Government forces said on Saturday they had recovered the air base, about 60km (40 miles) from the northern city, with air support from the US-led military coalition.
“With these additional US forces I’m describing today, we’ll bring unique capability to the campaign and provide critical support to the Iraqi forces at a key moment in the fight,” Carter told a gathering of US troops in Baghdad.
The new troops were “ready to come” and it would be a matter of “days and weeks, not months,” he said.
Abadi has pledged to retake Mosul by the end of the year.
However, there is still debate in Washington about the timing of a move on Mosul.
Some US and allied military and intelligence officials warn that aside from its elite counterterrorism force, the Iraqi military is not ready to take on Islamic State militants in Mosul without significant assistance from the Kurdish peshmerga and Shia militias.
Moreover, Baghdad and Arbil, the capital of the autonomous Kurdish region, do not appear to have agreed on a plan for Mosul, and any significant participation by Kurdish or Shia forces in a Mosul campaign, one US official said, “would create a whole new set of problems that the Abadi government is incapable of managing, or even mitigating.”

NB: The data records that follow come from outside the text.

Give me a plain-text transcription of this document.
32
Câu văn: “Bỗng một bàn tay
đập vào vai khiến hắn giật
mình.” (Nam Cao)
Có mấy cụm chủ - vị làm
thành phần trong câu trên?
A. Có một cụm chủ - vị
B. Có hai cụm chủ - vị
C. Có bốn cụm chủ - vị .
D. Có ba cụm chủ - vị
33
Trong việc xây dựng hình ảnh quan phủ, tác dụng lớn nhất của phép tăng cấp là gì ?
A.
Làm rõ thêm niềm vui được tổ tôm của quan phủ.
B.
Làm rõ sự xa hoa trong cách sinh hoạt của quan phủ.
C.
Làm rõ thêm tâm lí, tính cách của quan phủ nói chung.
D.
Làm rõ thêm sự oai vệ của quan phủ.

Separately, the Republican chairman of the House of Representatives Armed Services Committee said yesterday that President Barack Obama must ask Congress for additional funds to pay for the deployment of more troops to Iraq, as Congress and the White House debate defense spending amid mandatory budget cuts.

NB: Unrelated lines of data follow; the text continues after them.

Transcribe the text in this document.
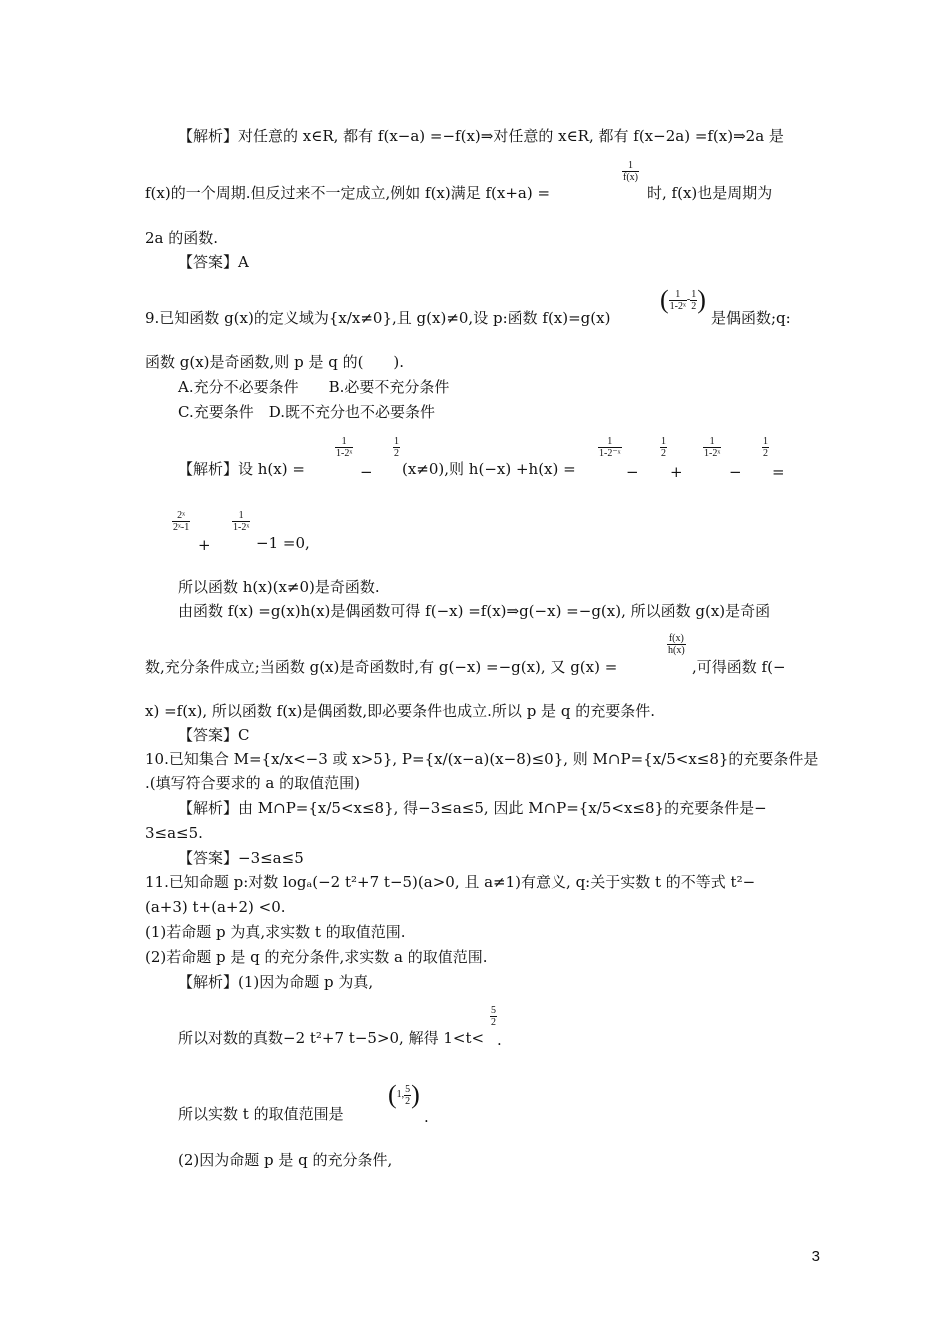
【解析】对任意的 x∈R, 都有 f(x−a) =−f(x)⇒对任意的 x∈R, 都有 f(x−2a) =f(x)⇒2a 是
f(x)的一个周期.但反过来不一定成立,例如 f(x)满足 f(x+a) =
$\frac{1}{f(x)}$
时, f(x)也是周期为
2a 的函数.
【答案】A
9.已知函数 g(x)的定义域为{x/x≠0},且 g(x)≠0,设 p:函数 f(x)=g(x)
( $\frac{1}{\text{1-2ˣ}} - \frac{1}{2}$ )
是偶函数;q:
函数 g(x)是奇函数,则 p 是 q 的(　　).
A.充分不必要条件　　B.必要不充分条件
C.充要条件　D.既不充分也不必要条件
【解析】设 h(x) =
$\frac{1}{\text{1-2ˣ}}$
−
$\frac{1}{2}$
(x≠0),则 h(−x) +h(x) =
$\frac{1}{\text{1-2⁻ˣ}}$
−
$\frac{1}{2}$
+
$\frac{1}{\text{1-2ˣ}}$
−
$\frac{1}{2}$
=
$\frac{\text{2ˣ}}{\text{2ˣ-1}}$
+
$\frac{1}{\text{1-2ˣ}}$
−1 =0,
所以函数 h(x)(x≠0)是奇函数.
由函数 f(x) =g(x)h(x)是偶函数可得 f(−x) =f(x)⇒g(−x) =−g(x), 所以函数 g(x)是奇函
数,充分条件成立;当函数 g(x)是奇函数时,有 g(−x) =−g(x), 又 g(x) =
$\frac{f(x)}{h(x)}$
,可得函数 f(−
x) =f(x), 所以函数 f(x)是偶函数,即必要条件也成立.所以 p 是 q 的充要条件.
【答案】C
10.已知集合 M={x/x<−3 或 x>5}, P={x/(x−a)(x−8)≤0}, 则 M∩P={x/5<x≤8}的充要条件是
.(填写符合要求的 a 的取值范围)
【解析】由 M∩P={x/5<x≤8}, 得−3≤a≤5, 因此 M∩P={x/5<x≤8}的充要条件是−
3≤a≤5.
【答案】−3≤a≤5
11.已知命题 p:对数 logₐ(−2 t²+7 t−5)(a>0, 且 a≠1)有意义, q:关于实数 t 的不等式 t²−
(a+3) t+(a+2) <0.
(1)若命题 p 为真,求实数 t 的取值范围.
(2)若命题 p 是 q 的充分条件,求实数 a 的取值范围.
【解析】(1)因为命题 p 为真,
所以对数的真数−2 t²+7 t−5>0, 解得 1<t<
$\frac{5}{2}$
.
所以实数 t 的取值范围是
( 1, $\frac{5}{2}$ )
.
(2)因为命题 p 是 q 的充分条件,
3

Still, the latest US force increase comes less than three months after Washington announced it would dispatch about 200 more soldiers to accompany Iraqi troops advancing towards Mosul.
Carter told reporters ahead of yesterday’s trip that the United States would now help turn Qayara into a logistics hub.
The airfield is “one of the hubs from which Iraqi security forces, accompanied and advised by us as needed, will complete the southernmost envelopment of Mosul,” he said.
Lt. Gen. Sean MacFarland, commander of the coalition against Islamic State militants in Syria and Iraq, said the additional troops would fill a variety of roles.
“(They are) coming in to help expand the base at Qayara West airfield into a node that can support the Iraqi security forces as they move forward with the Mosul operation, and it’ll be an operational air base.”
US forces have already visited Qayara to check on its condition, and advisors can offer specialised engineering support in Mosul, where Islamic State has blown up bridges across the Tigris, US officials said.
Iraqi forces were already improving the base’s perimeter in case of a counterattack from the nearby town of Qayara, which Islamic State militants still hold, another US official in Baghdad said.
The recapture of Mosul, Islamic State’s de facto Iraqi capital, from which its leader declared a modern-day caliphate in 2014, would be a major boost for the plans by Abadi and the United States to weaken the militant group.
Still, retaking Mosul without a plan to restore security, basic services and governance and the money and personnel to implement it immediately would repeat the mistake the Bush administration made in 2003, by ousting Saddam Hussain with no plan for installing a new government, said three officials from the US and Britain.
And as Islamic State militants have lost part of their self-proclaimed “caliphate” in Iraq and Syria, they increasingly have turned to suicide attacks.
These included a bombing in the Iraqi capital last week that left nearly 300 people dead, the most lethal bombing of its kind since the 2003 US-led invasion.
US and Iraqi officials have touted such bombings as proof that battlefield setbacks are weakening Islamic State, but critics say a global uptick in suicide attacks attributed to the group suggests the opposite.
“In fact, it demonstrates (Islamic State’s) strength and long-term survival skills,” terrorism expert Hassan Hassan wrote in a recent article.”The threat is not going away.”